Step 7: Request Verification
Before submitting your pull request, email directory@bind-standard.org with:
- Your participant slug
- Your organization name and type
- Your regulatory credentials (license numbers, registration IDs)
- A link to the public registry where your credentials can be verified
The BIND Standard Team and community will verify your organization's legitimacy. This includes confirming your regulatory standing (e.g. broker license with AMF, insurer registration with FSRA, bar admission, etc.).
TIP
Including a credentials array in your manifest.json with your license numbers and registry URLs speeds up the verification process significantly.

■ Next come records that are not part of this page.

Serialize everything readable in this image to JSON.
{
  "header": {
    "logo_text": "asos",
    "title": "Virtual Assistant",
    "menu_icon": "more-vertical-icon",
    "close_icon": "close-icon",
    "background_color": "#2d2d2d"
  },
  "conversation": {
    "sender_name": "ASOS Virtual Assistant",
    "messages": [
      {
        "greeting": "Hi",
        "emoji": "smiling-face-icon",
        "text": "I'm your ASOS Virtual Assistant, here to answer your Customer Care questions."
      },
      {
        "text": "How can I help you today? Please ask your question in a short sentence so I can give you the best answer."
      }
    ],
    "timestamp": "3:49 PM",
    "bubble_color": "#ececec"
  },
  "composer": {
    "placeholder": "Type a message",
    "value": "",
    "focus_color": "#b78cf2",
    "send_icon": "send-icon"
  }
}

Step 8: Submit a Pull Request
Push your changes and open a pull request against the main branch. The CI pipeline will automatically validate your submission. The BIND team will review your PR once verification is complete.
After Joining
Once your PR is merged, your organization will appear in the directory at bindpki.org/participants/your-org and your public keys will be served at bindpki.org/your-org/.well-known/jwks.json.
Key Management
Use the key management script to rotate, retire, or remove keys:
pnpm run manage-keysAvailable commands:
| Command | Description |
|---|---|
| list | View all keys with their status (active, pending, expired) and lifecycle dates |
| rotate | Generate a new key pair, optionally set exp on existing active keys for a grace period |
| retire | Set an exp on an active key (immediately or after a grace period) |
| remove | Remove a key from jwks.json entirely (cannot remove the last key) |
Recommended rotation workflow:
- Run
pnpm run manage-keys→ rotate - Set a 30-day expiry on the old key (grace period for consumers to pick up the new key)
- Submit a PR with the updated
jwks.json - After the grace period, run remove to clean up the expired key and submit another PR
TIP
New private keys from rotation are saved as private-key-<thumbprint>.json alongside the original. All private-key*.json files are gitignored.
API Access
Once merged, your organization is available via the directory API:
| Endpoint | Description |
|---|---|
/api/v1/participants/index.json | All active participants (lightweight listing) |
/api/v1/participants/{slug}.json | Your full manifest, JWKS, and URLs |
/{slug}/.well-known/jwks.json | Your public keys |
/logos/{slug}.png | Your logo (PNG) |
/logos/{slug}.svg | Your logo (SVG) |
All URLs in API responses are absolute (https://bindpki.org/...), making them safe to use directly in client applications.
Updating Your Profile
Update your manifest.json and logos by submitting a PR with the changes.